The FCO must have the capacity to be able to extend further than the issues with which it currently deals from day to day. In a speech to the Institute for Government last year, the outgoing permanent under-secretary at the FCO, Sir Simon Fraser, supported the protection of UK aid spending and the 2% commitment to defence spending, but lamented the fact that the FCO’s relatively small budget would be unprotected in the coming spending review. He described the FCO as
“the glue that holds everything together”.
He said that the FCO’s budget arguably deserved protection similar to that given to the larger budgets of the Department for International Development and the Ministry of Defence, whose operations overseas would only stand to benefit from a strong FCO. That being said, the FCO clearly needs to reform its overseas network to stem spiralling costs, particularly in the current climate, when cuts are hitting so many people so hard. At such times, the focus must be on efficiency and efficacy.
I hope that, when the Minister winds up the debate, he will be kind enough to answer the following questions. What changes will be made to the implementation of Government policy outside the United Kingdom when it spans a range of Departments? Who decides which Department is best placed to co-ordinate joint action between Departments, and how will funding to support that be secured? Will the cuts mean a diminution of the role of the FCO within the Government, and what impact will they have on its continued strategic role in that capacity? Is it not worrying that the United Kingdom’s international role will become further stratified and unbalanced, as Departments such as the MOD and DFID, which have protected budgets, will have a stronger role without the balancing mechanism that the FCO can bring to that work?

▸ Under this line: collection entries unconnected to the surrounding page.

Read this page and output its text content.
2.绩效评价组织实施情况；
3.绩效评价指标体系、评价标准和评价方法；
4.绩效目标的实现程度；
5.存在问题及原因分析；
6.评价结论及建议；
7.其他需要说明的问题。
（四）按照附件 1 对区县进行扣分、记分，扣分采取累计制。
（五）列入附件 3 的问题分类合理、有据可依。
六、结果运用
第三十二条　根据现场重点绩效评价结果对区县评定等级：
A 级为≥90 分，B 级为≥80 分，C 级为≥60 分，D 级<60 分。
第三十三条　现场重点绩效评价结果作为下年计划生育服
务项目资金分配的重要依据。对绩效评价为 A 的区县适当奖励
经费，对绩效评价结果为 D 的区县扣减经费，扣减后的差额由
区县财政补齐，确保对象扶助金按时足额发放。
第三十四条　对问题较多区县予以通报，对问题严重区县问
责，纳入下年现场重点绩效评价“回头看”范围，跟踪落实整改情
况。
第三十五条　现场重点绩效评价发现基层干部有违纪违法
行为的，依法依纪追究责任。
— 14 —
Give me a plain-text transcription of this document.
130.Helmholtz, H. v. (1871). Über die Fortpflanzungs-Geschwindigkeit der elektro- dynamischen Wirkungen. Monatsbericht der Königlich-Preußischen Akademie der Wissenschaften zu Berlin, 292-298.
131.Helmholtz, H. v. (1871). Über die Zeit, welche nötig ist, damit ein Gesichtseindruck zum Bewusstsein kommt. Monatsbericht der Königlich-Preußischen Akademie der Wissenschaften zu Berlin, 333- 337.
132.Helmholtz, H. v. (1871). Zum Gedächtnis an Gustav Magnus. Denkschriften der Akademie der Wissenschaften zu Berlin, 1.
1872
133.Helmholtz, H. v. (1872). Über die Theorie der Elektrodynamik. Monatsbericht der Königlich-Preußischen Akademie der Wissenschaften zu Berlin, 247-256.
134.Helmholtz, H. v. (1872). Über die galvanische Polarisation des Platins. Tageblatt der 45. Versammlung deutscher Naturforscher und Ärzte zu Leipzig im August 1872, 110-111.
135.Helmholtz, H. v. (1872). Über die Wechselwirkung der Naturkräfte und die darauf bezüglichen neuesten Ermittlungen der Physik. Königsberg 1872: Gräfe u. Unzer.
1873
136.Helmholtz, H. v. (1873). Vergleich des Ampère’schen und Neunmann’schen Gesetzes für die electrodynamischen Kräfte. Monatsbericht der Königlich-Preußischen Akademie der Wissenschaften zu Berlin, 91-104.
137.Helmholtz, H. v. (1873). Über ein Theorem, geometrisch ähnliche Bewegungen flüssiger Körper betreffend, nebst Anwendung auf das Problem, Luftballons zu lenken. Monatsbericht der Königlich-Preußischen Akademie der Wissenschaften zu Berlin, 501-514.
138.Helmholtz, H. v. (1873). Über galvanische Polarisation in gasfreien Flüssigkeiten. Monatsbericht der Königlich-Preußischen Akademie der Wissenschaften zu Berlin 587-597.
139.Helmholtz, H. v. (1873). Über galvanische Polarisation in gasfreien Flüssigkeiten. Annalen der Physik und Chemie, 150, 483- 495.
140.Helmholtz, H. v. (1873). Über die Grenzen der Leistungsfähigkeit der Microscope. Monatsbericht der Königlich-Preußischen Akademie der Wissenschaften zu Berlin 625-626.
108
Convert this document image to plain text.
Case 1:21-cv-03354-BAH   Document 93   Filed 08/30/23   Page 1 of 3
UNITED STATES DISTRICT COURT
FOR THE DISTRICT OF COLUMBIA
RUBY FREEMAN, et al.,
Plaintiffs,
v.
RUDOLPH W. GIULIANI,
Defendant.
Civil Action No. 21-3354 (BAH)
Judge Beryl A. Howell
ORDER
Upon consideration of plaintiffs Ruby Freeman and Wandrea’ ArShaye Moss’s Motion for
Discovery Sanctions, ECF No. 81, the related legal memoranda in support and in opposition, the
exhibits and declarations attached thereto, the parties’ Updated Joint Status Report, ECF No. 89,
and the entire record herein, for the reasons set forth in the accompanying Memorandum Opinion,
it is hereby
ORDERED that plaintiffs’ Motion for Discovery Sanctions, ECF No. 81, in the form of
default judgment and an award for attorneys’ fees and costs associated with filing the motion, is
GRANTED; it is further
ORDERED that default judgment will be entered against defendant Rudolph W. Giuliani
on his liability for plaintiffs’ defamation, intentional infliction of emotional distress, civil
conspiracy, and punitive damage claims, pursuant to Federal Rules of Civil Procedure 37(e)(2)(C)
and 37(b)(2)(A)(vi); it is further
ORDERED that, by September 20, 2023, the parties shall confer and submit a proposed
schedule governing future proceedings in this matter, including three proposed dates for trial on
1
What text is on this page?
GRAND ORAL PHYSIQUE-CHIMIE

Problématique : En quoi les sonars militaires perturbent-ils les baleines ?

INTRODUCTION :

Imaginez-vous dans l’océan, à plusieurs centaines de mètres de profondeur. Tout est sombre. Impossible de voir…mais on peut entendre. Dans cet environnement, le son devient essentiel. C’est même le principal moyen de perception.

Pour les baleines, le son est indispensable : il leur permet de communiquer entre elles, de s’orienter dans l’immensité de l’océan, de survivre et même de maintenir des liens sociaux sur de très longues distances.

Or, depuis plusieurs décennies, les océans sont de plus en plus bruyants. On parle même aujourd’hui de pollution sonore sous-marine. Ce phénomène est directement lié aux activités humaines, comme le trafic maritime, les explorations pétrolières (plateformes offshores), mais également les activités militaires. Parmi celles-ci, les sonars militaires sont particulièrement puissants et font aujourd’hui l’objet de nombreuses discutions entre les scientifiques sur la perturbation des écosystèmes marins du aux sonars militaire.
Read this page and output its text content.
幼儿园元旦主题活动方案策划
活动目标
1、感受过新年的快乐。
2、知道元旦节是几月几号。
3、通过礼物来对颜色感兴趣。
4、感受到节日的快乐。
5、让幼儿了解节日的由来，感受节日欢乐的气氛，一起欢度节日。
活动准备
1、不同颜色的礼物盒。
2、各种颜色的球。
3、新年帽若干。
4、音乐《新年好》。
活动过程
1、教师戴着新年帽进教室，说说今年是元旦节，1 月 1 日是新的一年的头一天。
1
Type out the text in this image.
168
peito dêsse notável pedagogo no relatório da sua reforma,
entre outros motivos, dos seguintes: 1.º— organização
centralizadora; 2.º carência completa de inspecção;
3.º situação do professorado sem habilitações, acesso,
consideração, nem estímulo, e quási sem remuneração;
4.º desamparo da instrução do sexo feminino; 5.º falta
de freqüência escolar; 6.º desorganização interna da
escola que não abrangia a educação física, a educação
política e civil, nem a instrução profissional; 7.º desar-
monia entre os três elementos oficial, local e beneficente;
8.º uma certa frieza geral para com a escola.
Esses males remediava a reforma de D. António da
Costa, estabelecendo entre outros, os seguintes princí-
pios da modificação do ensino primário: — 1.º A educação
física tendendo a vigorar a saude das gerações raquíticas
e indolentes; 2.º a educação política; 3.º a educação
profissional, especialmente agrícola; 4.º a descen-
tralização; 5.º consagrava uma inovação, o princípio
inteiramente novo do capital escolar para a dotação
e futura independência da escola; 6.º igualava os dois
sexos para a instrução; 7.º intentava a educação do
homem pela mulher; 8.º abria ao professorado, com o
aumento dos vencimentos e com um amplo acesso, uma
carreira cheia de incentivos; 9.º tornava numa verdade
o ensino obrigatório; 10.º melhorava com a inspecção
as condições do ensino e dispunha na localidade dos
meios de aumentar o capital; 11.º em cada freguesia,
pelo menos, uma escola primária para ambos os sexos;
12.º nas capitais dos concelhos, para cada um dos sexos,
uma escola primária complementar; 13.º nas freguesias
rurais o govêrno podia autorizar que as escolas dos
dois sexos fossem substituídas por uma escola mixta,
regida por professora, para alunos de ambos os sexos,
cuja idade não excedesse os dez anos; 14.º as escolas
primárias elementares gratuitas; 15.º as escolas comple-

Sir Simon Fraser acknowledged that the issue of human rights was no longer a top priority, and it needs to be re-established as such.
Let me now say something about what the FCO looks like to the outside world. In the same speech, Sir Simon conceded that, in the past, the FCO’s culture had been
“too narrow, too white and too male”,
He argued that that culture had been improved on his watch, but acknowledged that there was still much more to be done to achieve more diversity, in the full sense of the word. Cuts in the Department may threaten progress in the vital area of equality and diversity. There were no women on the shortlist to replace Fraser as permanent under-secretary. He also noted that the FCO had yet to appoint a woman ambassador to its most prestigious posts, such as those in Washington and Paris, although he emphasised that women were now ambassadors in both Beijing and Kabul. He ascribed that to the “pipeline” of diversity in the organisation, pointing out that the FCO had started behind the rest of Whitehall, having been the last Department to abolish its marriage bar, as late as 1973. Fraser anticipated that there would be some competitive female candidates to replace his successor, both from within the FCO and from outside.
On the subject of wider diversity, although 12% of its total workforce is from a minority ethnic background, the FCO leadership at senior levels is almost exclusively white. Fraser said that there had been a cultural switch to understanding that diversity not only mattered but was good for the FCO, leading to better decisions and outcomes. That applies also to the wider workplace, wherever it might be, and indeed to this House itself.
So what impact will these proposed changes to the Department’s budget have on the work of the FCO to address this culture? What schemes and initiatives within the Department will be funded in the next year specifically to address these issues? An isolationist agenda in our international relations has already damaged the UK’s image. At the very least, let us make sure that this is not reflected in this country’s workforce diversity. This should be, and is indeed, our strength.